PhD, Earth Sciences, University of Minnesota, 2018. Dr. Hoffman is working with Dr. Randelle Bundy, UW School of Oceanography, and Dr. Jospeh Resing, JISAO-NOAA, to examine the mechanisms and kinetics of how diffuse flow hydrothermal iron in the Southern Pacific Ocean is stabilized and potentially upwelled in the Southern Ocean, fueling phytoplankton primary production. Phytoplankton are key players in the global carbon cycle but are often growth limited due to iron-poor surface waters. Hydrothermal vents could, therefore, be a previously unrecognized nutrient source to the surface ocean and play an important role in the global carbon cycle. Currently, two mechanisms, nanoparticles and organic complexation, are hypothesized to be responsible for basin-scale transport of hydrothermal iron. Dr. Hoffman will investigate iron-ligand (e.g. organics) relationships, ligand characterization, and kinetics of these reactions in hydrothermal plumes. The results from this research will advance our current understanding of how hydrothermal vents influence global geochemical cycles, and impact phytoplankton growth in the surface waters.
PhD, Marine Biosciences, University of Delaware, 2019. Dr. McAllister is working with Dr. Carol Stepien, Ocean Environment Research Division Leader at NOAA/PMEL, and Dr. Dave Butterfield, UW JISAO, researching species composition, diversity, and connectivity of microbial, fish, and invertebrate communities in chemosynthetic hydrothermal environments, a.k.a. the dark biosphere. Hydrothermal plumes and methane seeps are habitats with a high flux of reduced chemicals that can be used by chemoautotrophic bacteria and archaea to produce energy for growth, supporting a broader biological community. Understanding the links between these communities and the hydrothermal environment is key to understanding their impacts on coastal fisheries and the blue economy. Dr. McAllister’s research uses eDNA metabarcoding, RADSeq of selected taxa, and metagenomics to address these interests.
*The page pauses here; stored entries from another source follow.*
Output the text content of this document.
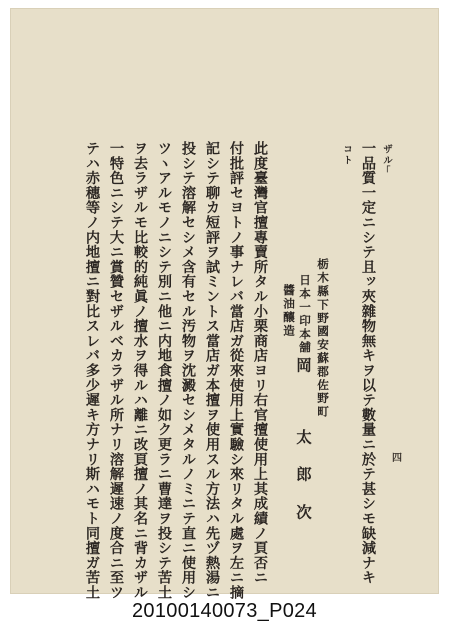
ザル｢
一品質一定ニシテ且ッ夾雜物無キヲ以テ數量ニ於テ甚シモ缺減ナキ
コト
栃木縣下野國安蘇郡佐野町
日本一印本舖
醬油釀造
岡
太
郎
次
此度臺灣官擅專賣所タル小栗商店ヨリ右官擅使用上其成績ノ頁否ニ
付批評セヨトノ事ナレバ當店ガ從來使用上實驗シ來リタル處ヲ左ニ摘
記シテ聊カ短評ヲ試ミントス當店ガ本擅ヲ使用スル方法ハ先ヅ熱湯ニ
投シテ溶解セシメ含有セル汚物ヲ沈澱セシメタルノミニテ直ニ使用シ
ツヽアルモノニシテ別ニ他ニ内地食擅ノ如ク更ラニ曹達ヲ投シテ苦土
ヲ去ラザルモ比較的純眞ノ擅水ヲ得ルハ離ニ改頁擅ノ其名ニ背カザル
一特色ニシテ大ニ賞贊セザルベカラザル所ナリ溶解遲速ノ度合ニ至ツ
テハ赤穗等ノ内地擅ニ對比スレバ多少遲キ方ナリ斯ハモト同擅ガ苦土	四
20100140073_P024
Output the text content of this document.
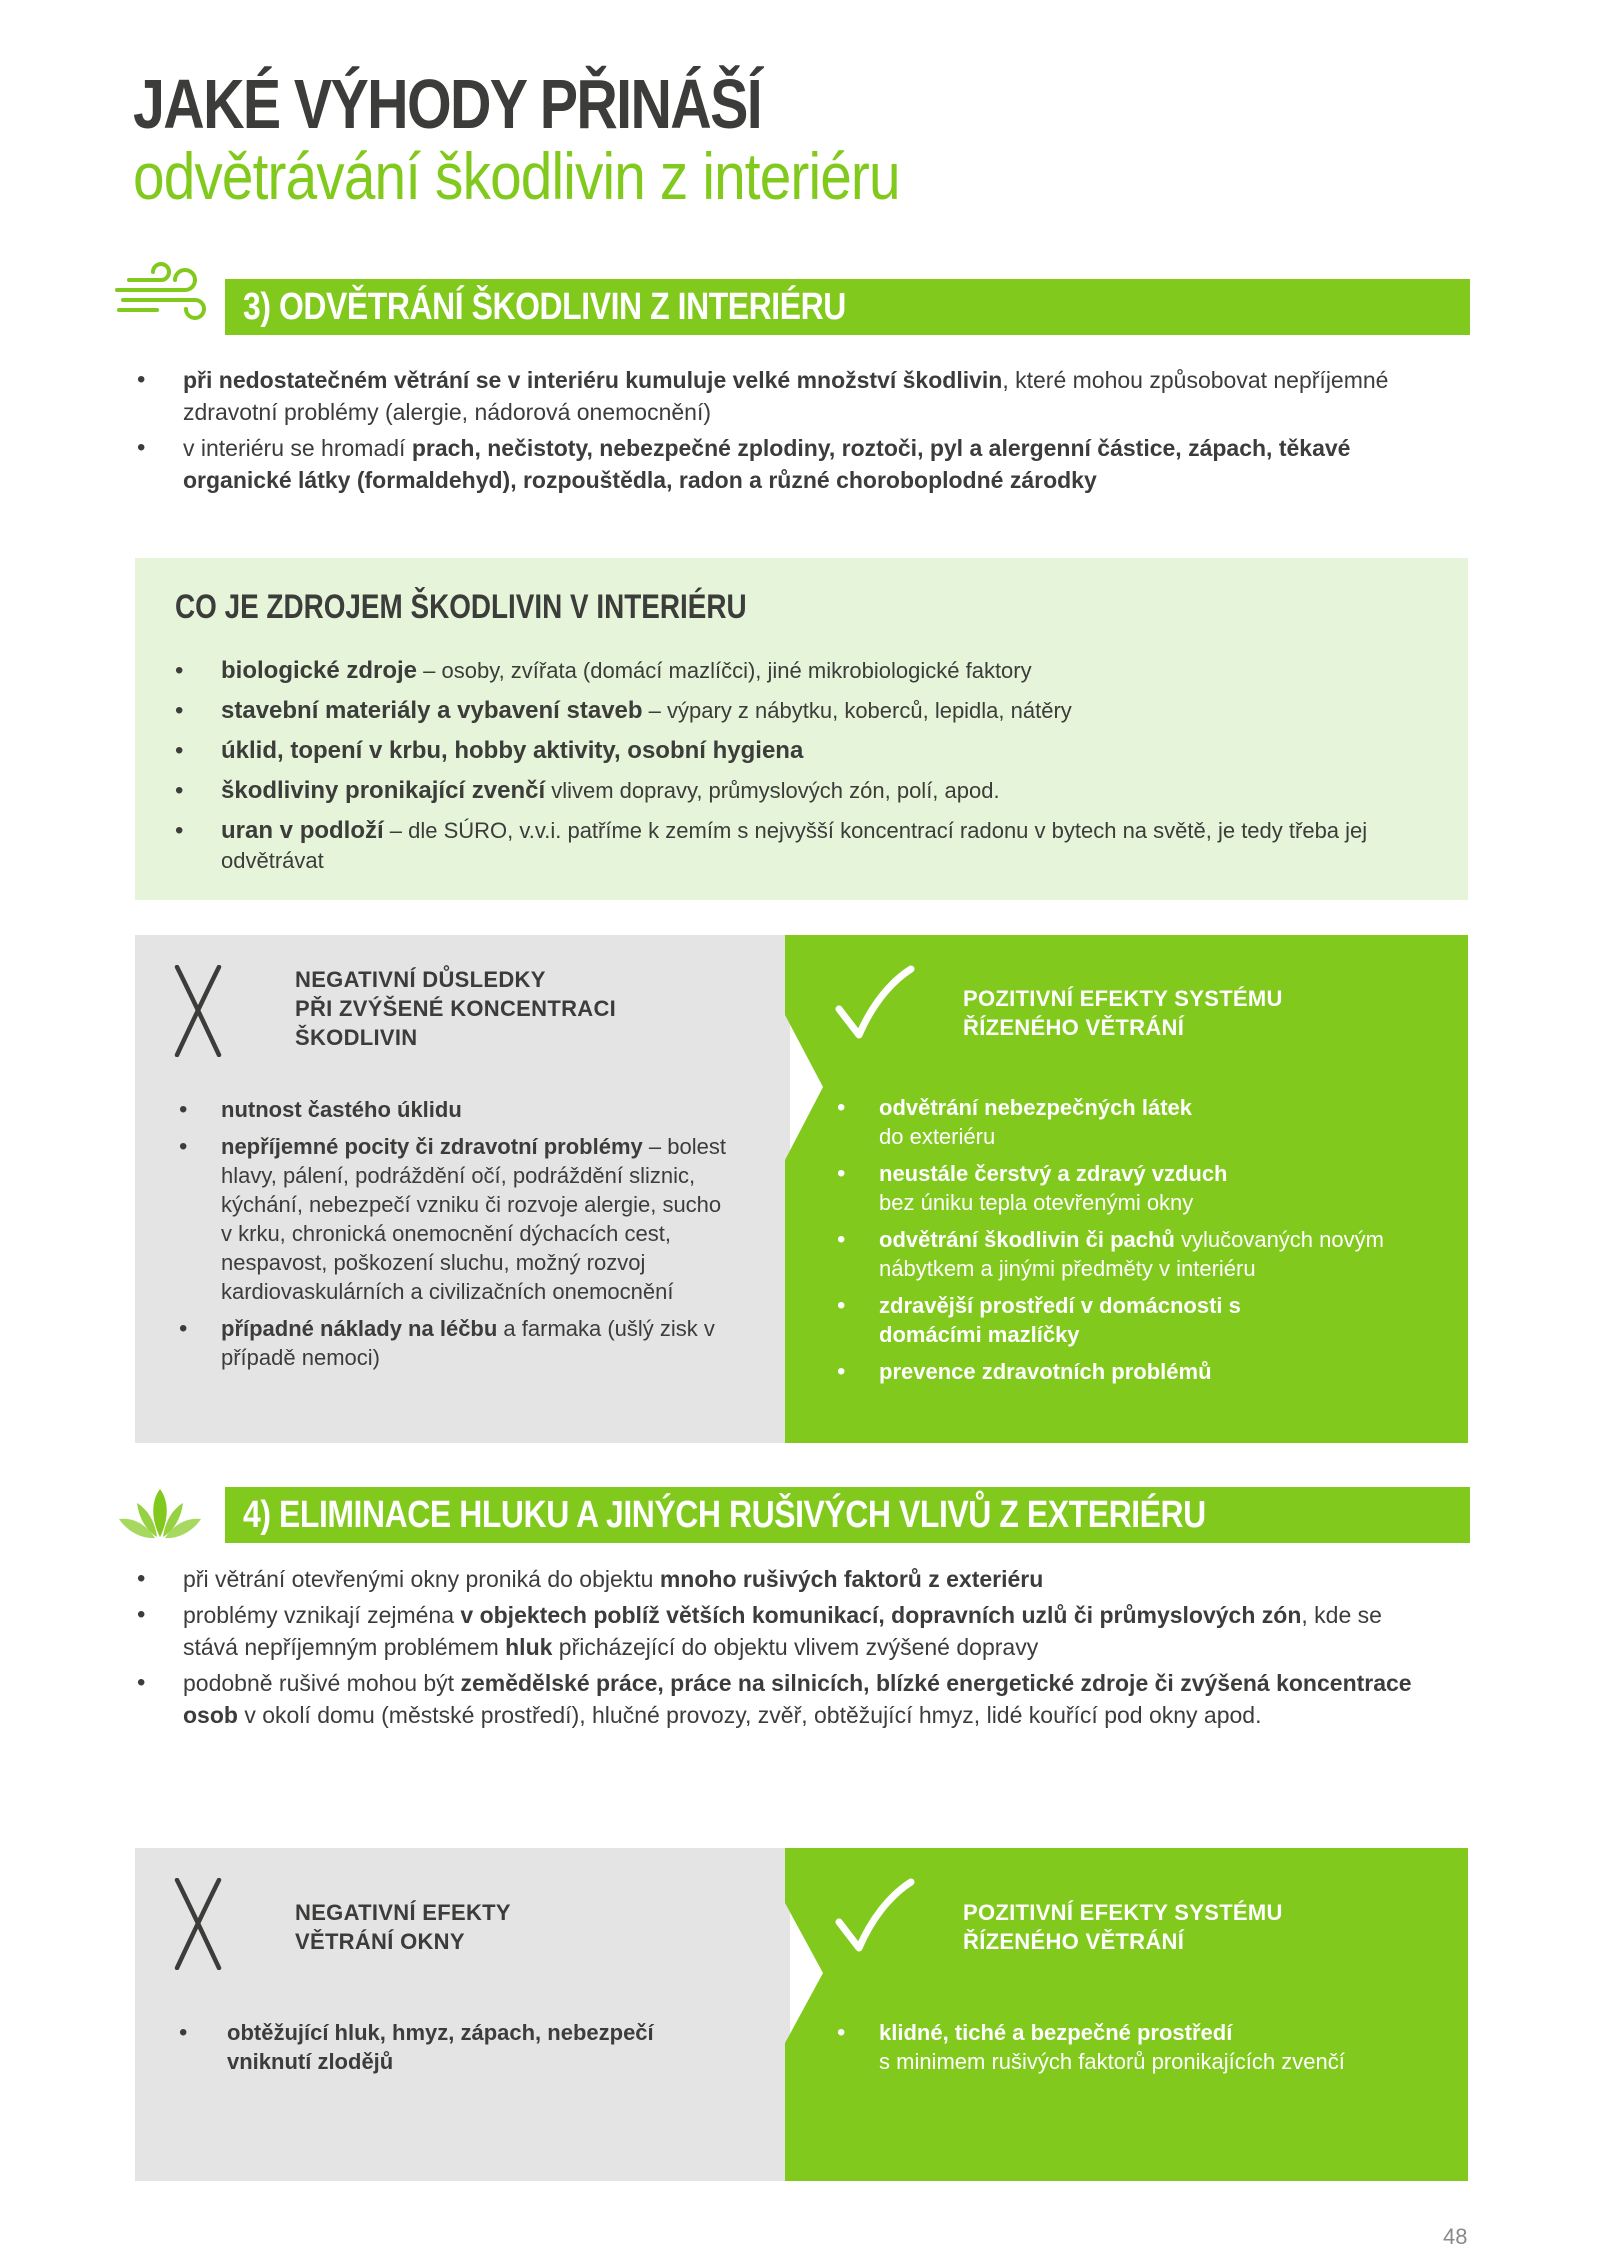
JAKÉ VÝHODY PŘINÁŠÍ
odvětrávání škodlivin z interiéru
3) ODVĚTRÁNÍ ŠKODLIVIN Z INTERIÉRU
• při nedostatečném větrání se v interiéru kumuluje velké množství škodlivin, které mohou způsobovat nepříjemné zdravotní problémy (alergie, nádorová onemocnění)
• v interiéru se hromadí prach, nečistoty, nebezpečné zplodiny, roztoči, pyl a alergenní částice, zápach, těkavé organické látky (formaldehyd), rozpouštědla, radon a různé choroboplodné zárodky
CO JE ZDROJEM ŠKODLIVIN V INTERIÉRU
• biologické zdroje – osoby, zvířata (domácí mazlíčci), jiné mikrobiologické faktory
• stavební materiály a vybavení staveb – výpary z nábytku, koberců, lepidla, nátěry
• úklid, topení v krbu, hobby aktivity, osobní hygiena
• škodliviny pronikající zvenčí vlivem dopravy, průmyslových zón, polí, apod.
• uran v podloží – dle SÚRO, v.v.i. patříme k zemím s nejvyšší koncentrací radonu v bytech na světě, je tedy třeba jej odvětrávat
NEGATIVNÍ DŮSLEDKY
PŘI ZVÝŠENÉ KONCENTRACI
ŠKODLIVIN
• nutnost častého úklidu
• nepříjemné pocity či zdravotní problémy – bolest hlavy, pálení, podráždění očí, podráždění sliznic, kýchání, nebezpečí vzniku či rozvoje alergie, sucho v krku, chronická onemocnění dýchacích cest, nespavost, poškození sluchu, možný rozvoj kardiovaskulárních a civilizačních onemocnění
• případné náklady na léčbu a farmaka (ušlý zisk v případě nemoci)
POZITIVNÍ EFEKTY SYSTÉMU
ŘÍZENÉHO VĚTRÁNÍ
• odvětrání nebezpečných látek
do exteriéru
• neustále čerstvý a zdravý vzduch
bez úniku tepla otevřenými okny
• odvětrání škodlivin či pachů vylučovaných novým nábytkem a jinými předměty v interiéru
• zdravější prostředí v domácnosti s domácími mazlíčky
• prevence zdravotních problémů
4) ELIMINACE HLUKU A JINÝCH RUŠIVÝCH VLIVŮ Z EXTERIÉRU
• při větrání otevřenými okny proniká do objektu mnoho rušivých faktorů z exteriéru
• problémy vznikají zejména v objektech poblíž větších komunikací, dopravních uzlů či průmyslových zón, kde se stává nepříjemným problémem hluk přicházející do objektu vlivem zvýšené dopravy
• podobně rušivé mohou být zemědělské práce, práce na silnicích, blízké energetické zdroje či zvýšená koncentrace osob v okolí domu (městské prostředí), hlučné provozy, zvěř, obtěžující hmyz, lidé kouřící pod okny apod.
NEGATIVNÍ EFEKTY
VĚTRÁNÍ OKNY
• obtěžující hluk, hmyz, zápach, nebezpečí vniknutí zlodějů
POZITIVNÍ EFEKTY SYSTÉMU
ŘÍZENÉHO VĚTRÁNÍ
• klidné, tiché a bezpečné prostředí
s minimem rušivých faktorů pronikajících zvenčí
48
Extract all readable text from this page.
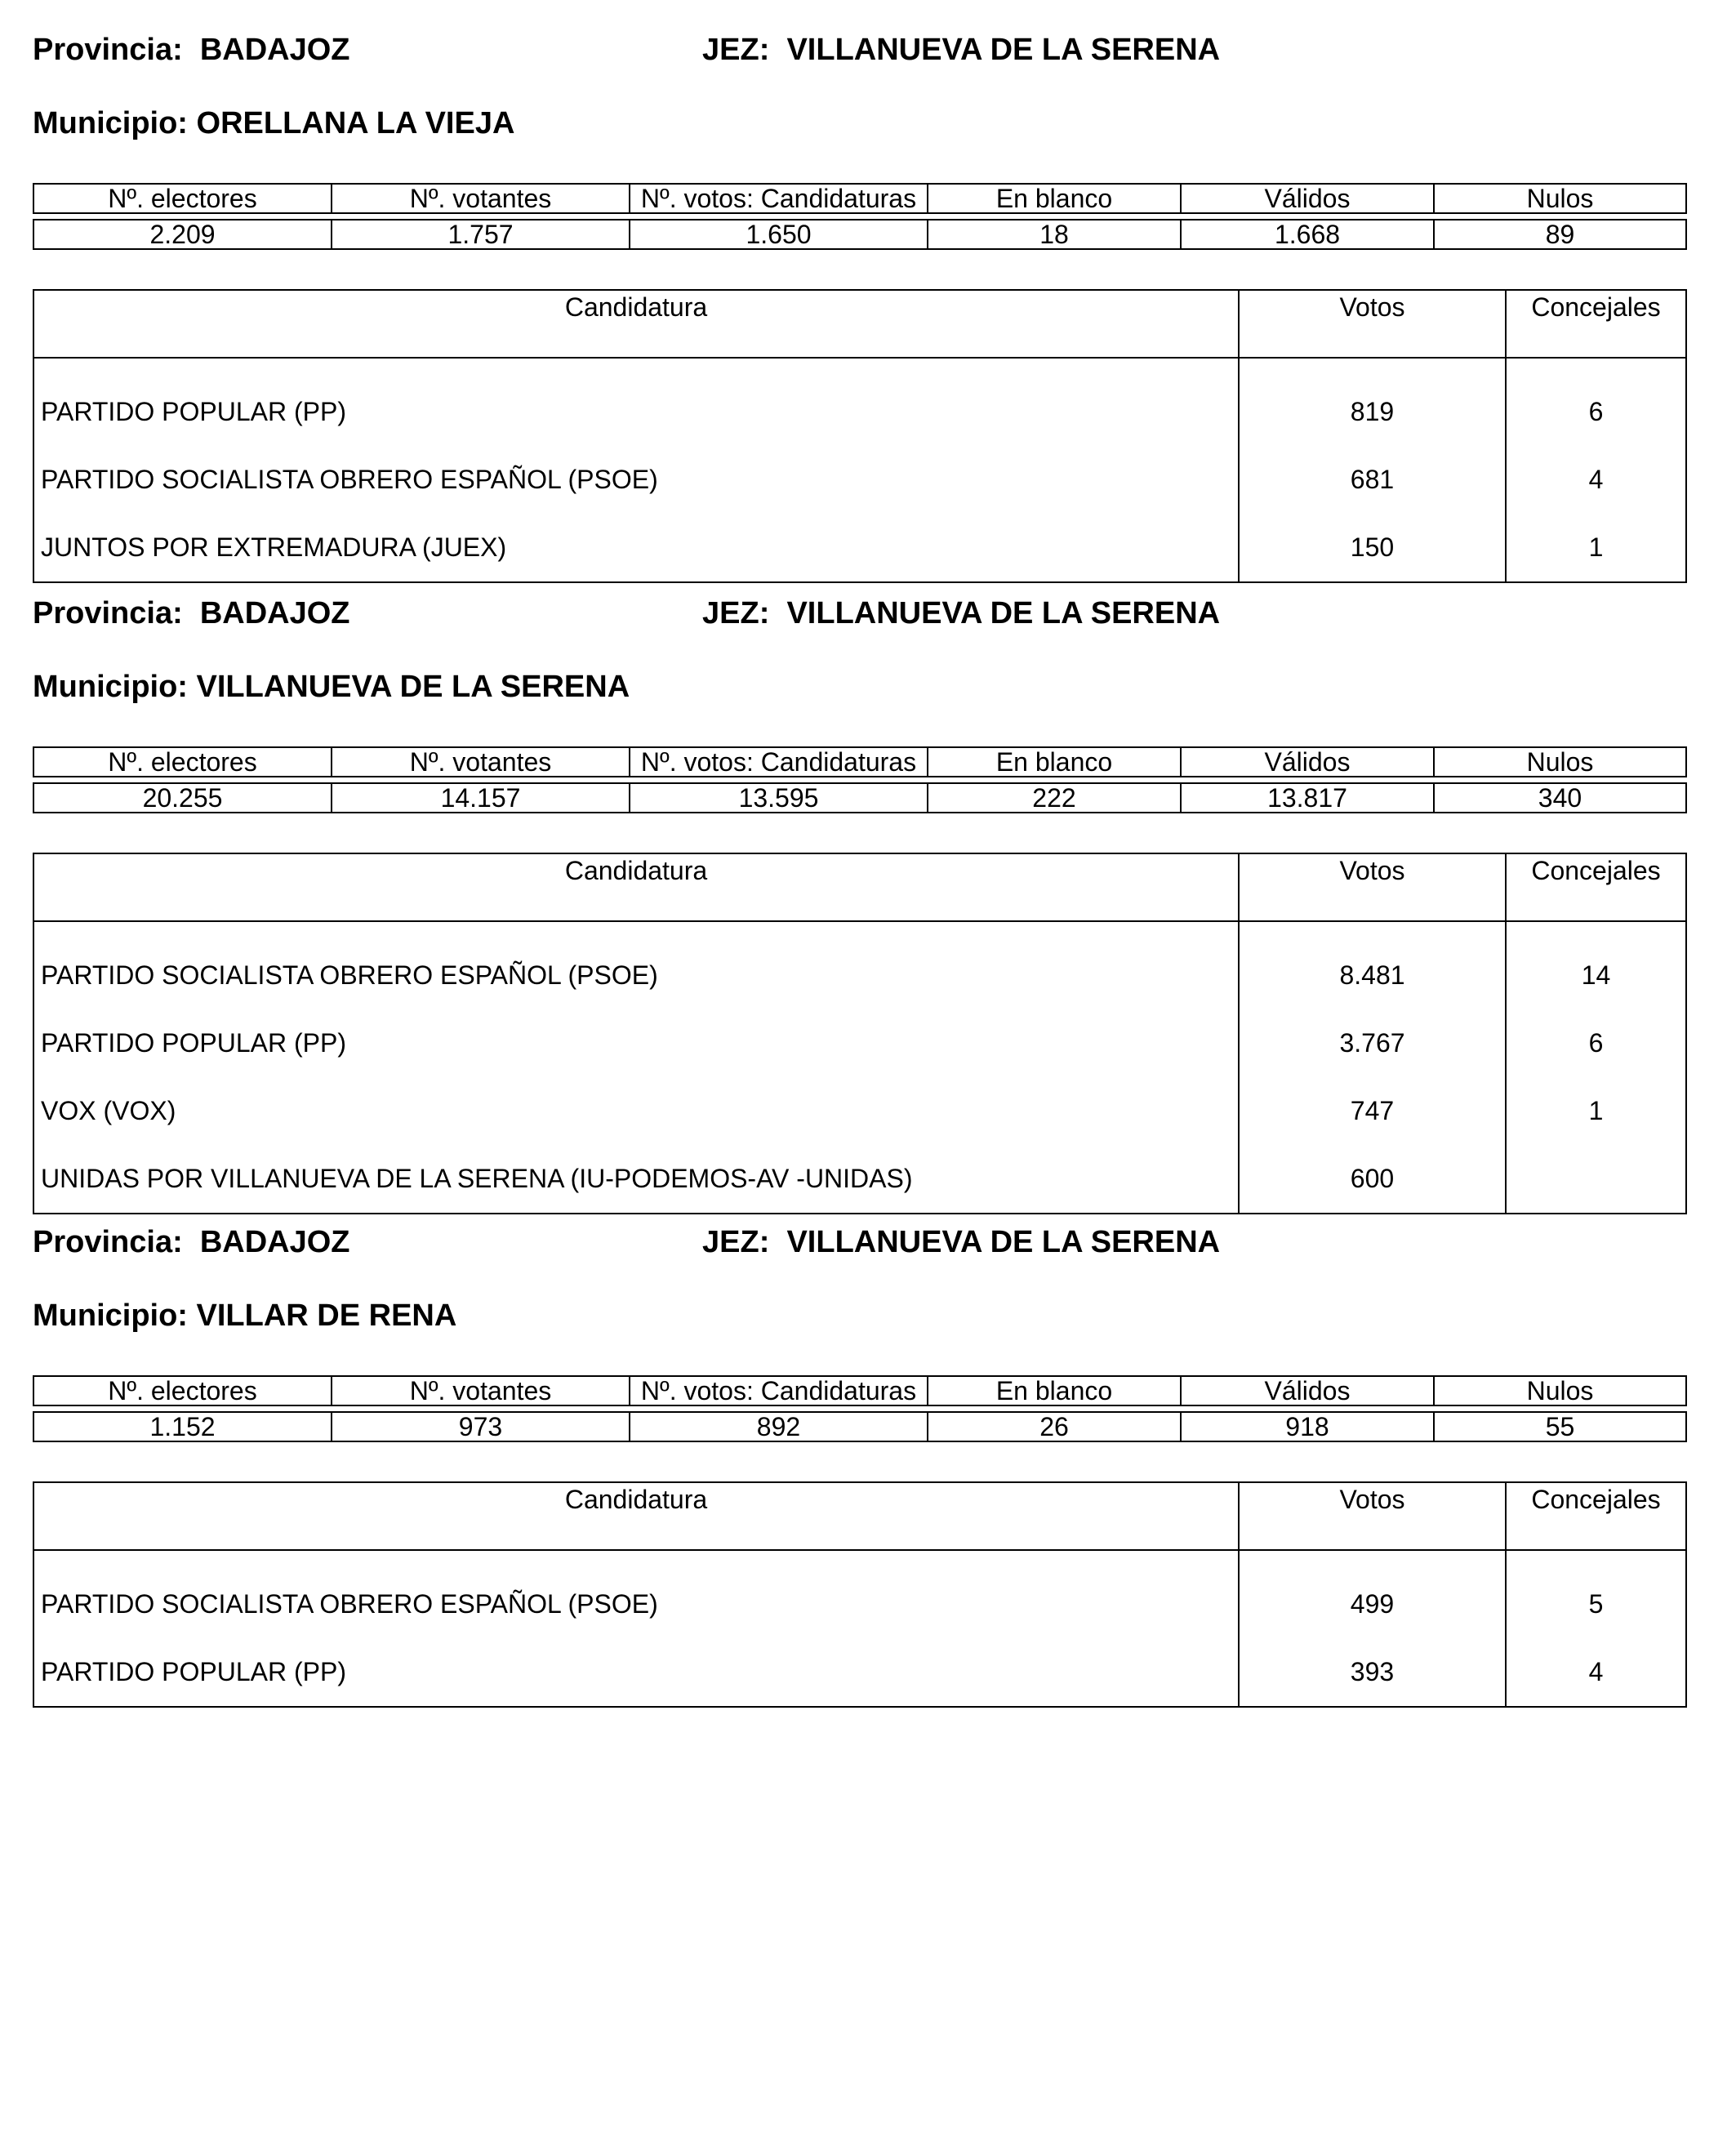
Provincia:  BADAJOZ	JEZ:  VILLANUEVA DE LA SERENA
Municipio: ORELLANA LA VIEJA
Nº. electores	Nº. votantes	Nº. votos: Candidaturas	En blanco	Válidos	Nulos

2.209	1.757	1.650	18	1.668	89
Candidatura	Votos	Concejales
PARTIDO POPULAR (PP)	819	6
PARTIDO SOCIALISTA OBRERO ESPAÑOL (PSOE)	681	4
JUNTOS POR EXTREMADURA (JUEX)	150	1
Provincia:  BADAJOZ	JEZ:  VILLANUEVA DE LA SERENA
Municipio: VILLANUEVA DE LA SERENA
Nº. electores	Nº. votantes	Nº. votos: Candidaturas	En blanco	Válidos	Nulos

20.255	14.157	13.595	222	13.817	340
Candidatura	Votos	Concejales
PARTIDO SOCIALISTA OBRERO ESPAÑOL (PSOE)	8.481	14
PARTIDO POPULAR (PP)	3.767	6
VOX (VOX)	747	1
UNIDAS POR VILLANUEVA DE LA SERENA (IU-PODEMOS-AV -UNIDAS)	600	
Provincia:  BADAJOZ	JEZ:  VILLANUEVA DE LA SERENA
Municipio: VILLAR DE RENA
Nº. electores	Nº. votantes	Nº. votos: Candidaturas	En blanco	Válidos	Nulos

1.152	973	892	26	918	55
Candidatura	Votos	Concejales
PARTIDO SOCIALISTA OBRERO ESPAÑOL (PSOE)	499	5
PARTIDO POPULAR (PP)	393	4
PhD, Oceanography (specialization Climate Science), Scripps Institution of Oceanography, 2018. Dr. Sanchez is interested in paleo-climate variability, tropical climate dynamics, and the development of geochemical archives to interpret past change in Earth’s climate system. Dr. Sanchez is working with Dr. Greg Hakim, UW Atmospheric Sciences, and Dr. Casey Saenger, JISAO, on a coral-based paleoclimate data assimilation project aiming to reconstruct climate variability in the tropical oceans. Climate models indicate that the tropics host some of the most robust responses to climate change, but monitoring low frequency change in the tropical oceans is difficult given the sparsity of observations prior to the satellite era. This work offers a new means of assessing of tropical climate variability; the results of this work will improve understanding of historical hydroclimate and surface temperature variations, the response of the tropics to forced change, and coral geochemistry- instrument calibration.